The Los Angeles Ethics Commission (the term “ethics” is used rather loosely in this case) has a plan to get more voters to turn out on Election Day. Basically, they think the city should bribe people to show up at the polls. According to LA Times:
Alarmed that fewer than one-fourth of voters are showing up for municipal elections, the Los Angeles Ethics Commission voted Thursday to recommend that the City Council look at using cash prizes to lure a greater number of people to the polls. On a 3-0 vote, the panel said it wanted City Council President Herb Wesson's Rules, Elections and Intergovernmental Relations Committee to seriously consider the use of financial incentives and a random drawing during its elections, possibly as soon as next year.
Rewarding voters with cash prizes and handouts? Heck, I thought Democrats had already patented that process.

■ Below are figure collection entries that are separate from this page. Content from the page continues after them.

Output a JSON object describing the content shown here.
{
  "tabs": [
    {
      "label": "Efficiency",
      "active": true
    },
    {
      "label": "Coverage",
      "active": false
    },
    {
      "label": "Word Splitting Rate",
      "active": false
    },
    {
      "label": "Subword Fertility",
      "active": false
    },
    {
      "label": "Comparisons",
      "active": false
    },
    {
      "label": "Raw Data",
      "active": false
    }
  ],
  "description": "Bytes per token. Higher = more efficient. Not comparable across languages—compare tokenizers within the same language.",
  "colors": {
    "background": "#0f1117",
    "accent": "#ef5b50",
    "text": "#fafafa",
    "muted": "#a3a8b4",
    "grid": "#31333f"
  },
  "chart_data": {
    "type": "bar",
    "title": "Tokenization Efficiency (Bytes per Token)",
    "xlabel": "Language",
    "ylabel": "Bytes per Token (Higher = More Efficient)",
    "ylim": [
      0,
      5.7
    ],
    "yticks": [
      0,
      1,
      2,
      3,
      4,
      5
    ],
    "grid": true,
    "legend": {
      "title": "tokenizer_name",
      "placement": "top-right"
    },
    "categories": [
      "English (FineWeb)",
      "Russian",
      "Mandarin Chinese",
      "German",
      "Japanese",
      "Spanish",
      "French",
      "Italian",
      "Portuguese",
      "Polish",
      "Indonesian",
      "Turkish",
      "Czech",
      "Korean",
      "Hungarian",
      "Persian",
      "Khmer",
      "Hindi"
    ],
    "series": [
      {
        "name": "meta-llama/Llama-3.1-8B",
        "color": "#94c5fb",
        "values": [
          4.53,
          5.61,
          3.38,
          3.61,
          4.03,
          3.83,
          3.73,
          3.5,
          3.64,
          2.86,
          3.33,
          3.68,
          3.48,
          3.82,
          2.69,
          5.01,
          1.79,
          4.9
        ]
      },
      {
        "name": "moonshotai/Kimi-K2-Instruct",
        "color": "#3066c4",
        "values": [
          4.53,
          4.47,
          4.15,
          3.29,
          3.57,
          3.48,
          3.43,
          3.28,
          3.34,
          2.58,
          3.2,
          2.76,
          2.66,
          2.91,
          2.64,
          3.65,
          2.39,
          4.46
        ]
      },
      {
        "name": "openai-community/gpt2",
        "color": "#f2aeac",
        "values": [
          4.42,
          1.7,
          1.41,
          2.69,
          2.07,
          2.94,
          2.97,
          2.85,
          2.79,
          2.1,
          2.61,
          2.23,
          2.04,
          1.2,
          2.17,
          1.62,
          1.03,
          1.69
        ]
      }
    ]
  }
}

The plan seems to be tailor-made for corruption as city officials “reward” voters with money, handouts, and what I can only assume will be some novelty door prizes. What could possibly go wrong with a government-run program that “rewards” voters with free stuff? Especially with the top-notch ethics of Los Angeles city officials, right?
But, strangely, the potential corruption isn’t really the biggest issue here. For some inexplicable reason, pundits on the Right and Left seem obsessed with bemoaning America’s disinterest in the democratic process. Heck, how many times has someone tried to explain that “voting is the most important” thing you can do for your country? Well, I’m here to tell you that it’s not.
Bumping up voter turnout makes sense from a party perspective. Obviously political parties will do whatever they can (mostly legally) to get more of their supporters to the ballot box. But let’s face it: having people show up to vote, purely for the sake of voting, is absurd on almost every level. One third of Americans can’t even name all three branches of government… Most Americans can’t name the party that leads the House, and I’m willing to bet most LA residents weren’t even aware the city had a panel of Ethics. (Actually, this could shock anyone.)
And yet, we want to encourage these people to help elect the folks who will populate these branches of government? (I know, we don’t elect judges… We just elect the elitists hacks who appoint the self-appointed arbiters of our rights.) After all, we’re talking about voting. We’re not talking about American-Idol, YouTube views, or Facebook ‘Likes’. If you can’t name the Vice President, you probably shouldn’t be engaging in this process. And you certainly shouldn’t be getting “rewarded” for it with financial incentives. I know that I certainly don’t want to be governed by a bunch of voters who showed up to get their hands on some free stuff. (If I wanted that, I’d move to Chicago.)
Government seems almost obsessed with telling us that the most important piece of preserving our republic is that we vote. “Just Vote” says one campaign. Many state hand out cute little stickers to proudly proclaim the fact that citizens did their “civic duty.”
And, government has it wrong. Voting is not the most important aspect of our civic engagement. Knowledge of the issues, some basic understanding of government functions, and maybe a vague idea of current events are all a little more important than randomly punching some hanging chads. Informed voting is more paramount to preserving freedom than simply casting a ballot. This, after all, is why we don’t let toddlers vote. (Well, usually. I guess I don’t know how else Nancy Pelosi would have gotten into office.)
If voter turnout is so important, maybe we should take a hint from North Korea, Cuba, and Iran. Oh sure: citizens in those nations are “incentivized” to vote by a guy with a gun – rather than a cash prize – but at least there’s high turnout, right?